MiMo uses 5:1 SWA, so its long-context compute doesn’t increase as catastrophically as older models. That, and most of the “slowness” comes from the MoE layers being on CPU (whereas the attention layers that get heavier at high context are all on the 3090).
That’s the beauty of these MoEs: they’re just the right size for the “compute-lite” parts to stay in CPU RAM.
I will measure it tomorrow. It is a constant ~9-10TPS for short queries, but definitely slower near my current max context of 85K.
And do you mean prompt compaction? I don’t automate that; when I use that particular model, I tend to use it in Mikupad, aka “raw” notepad mode, and manipulate the context directly. This is so I can do things like chop out conversations, pick different tokens from the logprobs, or edit its own replies/thinking and continue mid reply.
I like manually handling this because, being a local model, prompts are cached. Streaming starts quickly if most of the prompt stays cached, which is actually a really nice advantage over APIs.

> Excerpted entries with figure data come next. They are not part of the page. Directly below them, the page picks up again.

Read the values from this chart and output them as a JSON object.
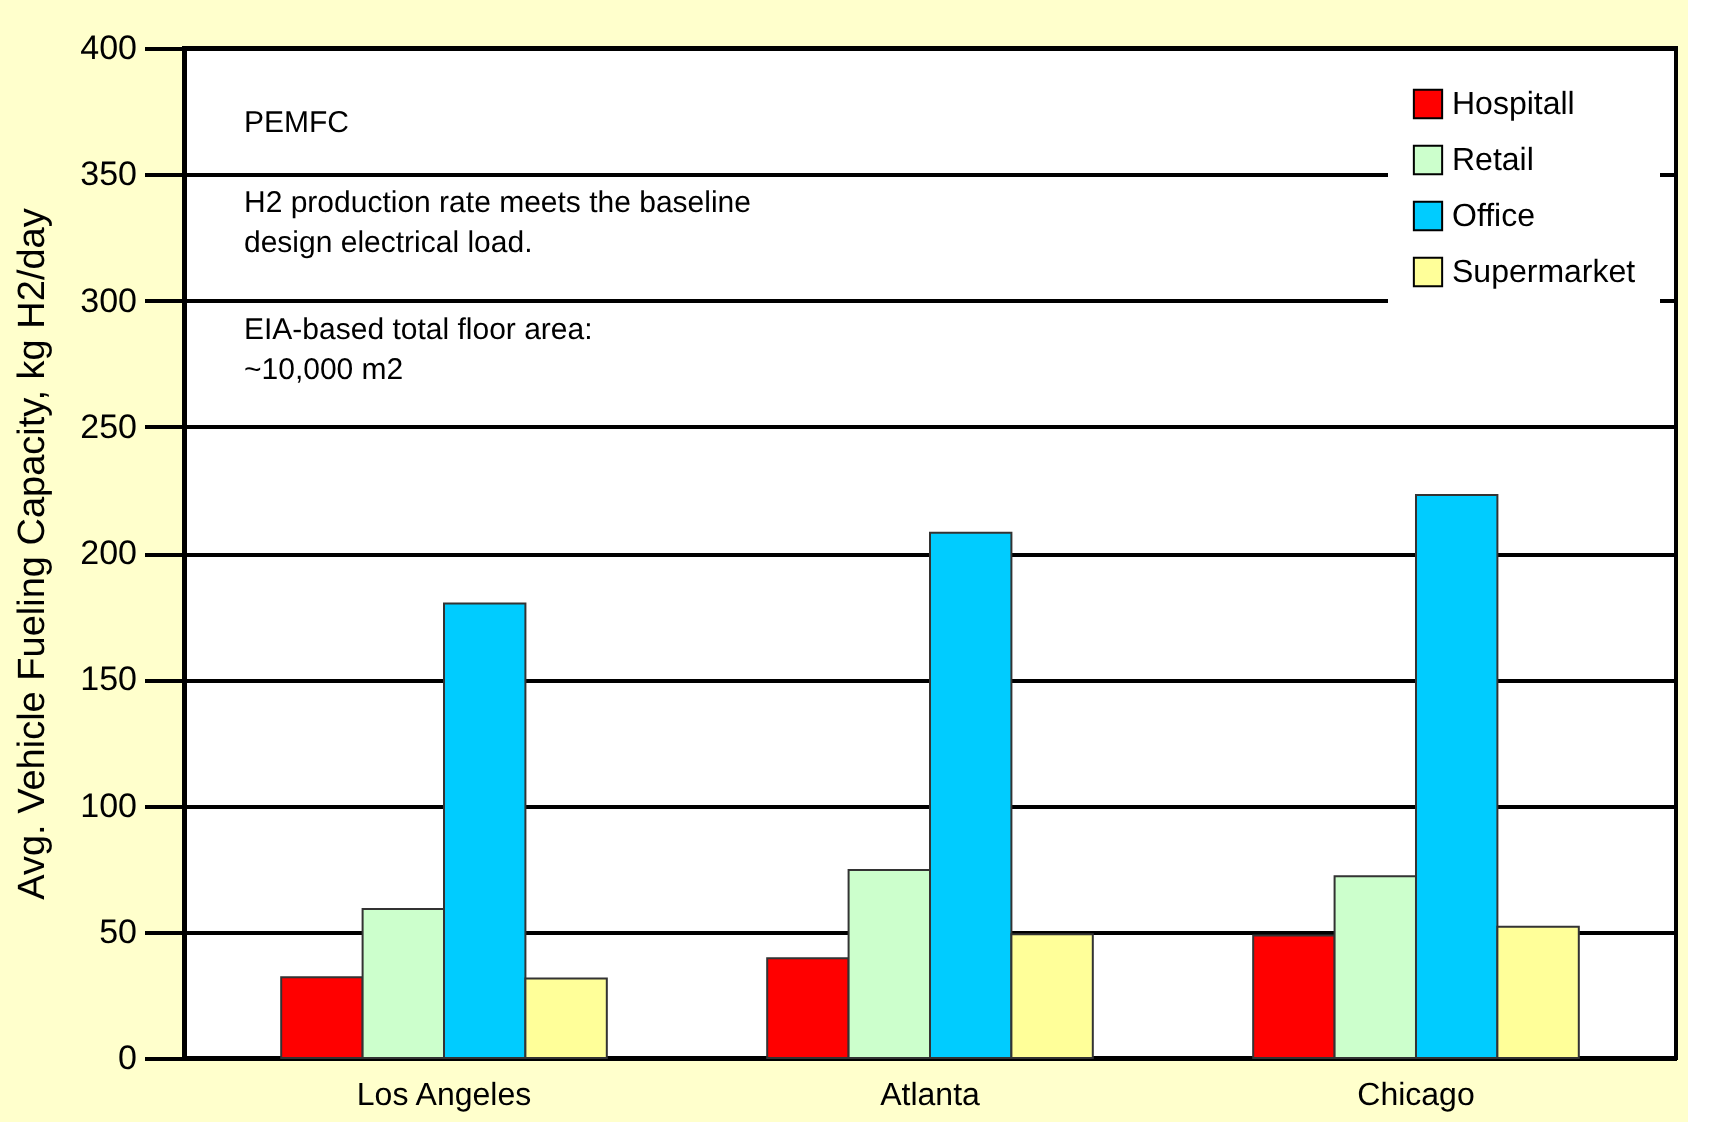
{
  "chart_data": {
    "type": "bar",
    "ylabel": "Avg. Vehicle Fueling Capacity, kg H2/day",
    "categories": [
      "Los Angeles",
      "Atlanta",
      "Chicago"
    ],
    "series": [
      {
        "name": "Hospitall",
        "color": "#ff0000",
        "values": [
          32,
          39.5,
          48.5
        ]
      },
      {
        "name": "Retail",
        "color": "#ccffcc",
        "values": [
          59,
          74.5,
          72
        ]
      },
      {
        "name": "Office",
        "color": "#00ccff",
        "values": [
          180,
          208,
          223
        ]
      },
      {
        "name": "Supermarket",
        "color": "#ffff99",
        "values": [
          31.5,
          49,
          52
        ]
      }
    ],
    "ylim": [
      0,
      400
    ],
    "yticks": [
      0,
      50,
      100,
      150,
      200,
      250,
      300,
      350,
      400
    ],
    "grid": "y",
    "legend": "top right",
    "annotations": [
      "PEMFC",
      "H2 production rate meets the baseline\ndesign electrical load.",
      "EIA-based total floor area:\n ~10,000 m2"
    ]
  }
}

They 100% do. They’re probably serving “naive” FP8 via VLLM, which is worse than you’d think, especially if they flip on the awful FP8 KV cache.
In a local quant, you can stop quantized models from falling apart at higher CTX by leaving the attention heads at a higher quantization. As an example, with MiMo 2.5, I have all the MoE MLP layers at IQ3_KT, the dense experts at Q6K, but all the attention layers at Q8_0.
For Qwen 27B, I’m still experimenting, but leaning towards IQ4_KT for the MLPs, Q6K for attention, and Q8_0 for the small, very sensitive KV heads. Or a similar scheme as an exl3 quant.
That being said, sometimes even unquantized models fall apart in certain long context scenarios because the max advertised context is a lie. You just have to test them and see, but Qwen has certainly done this in the past.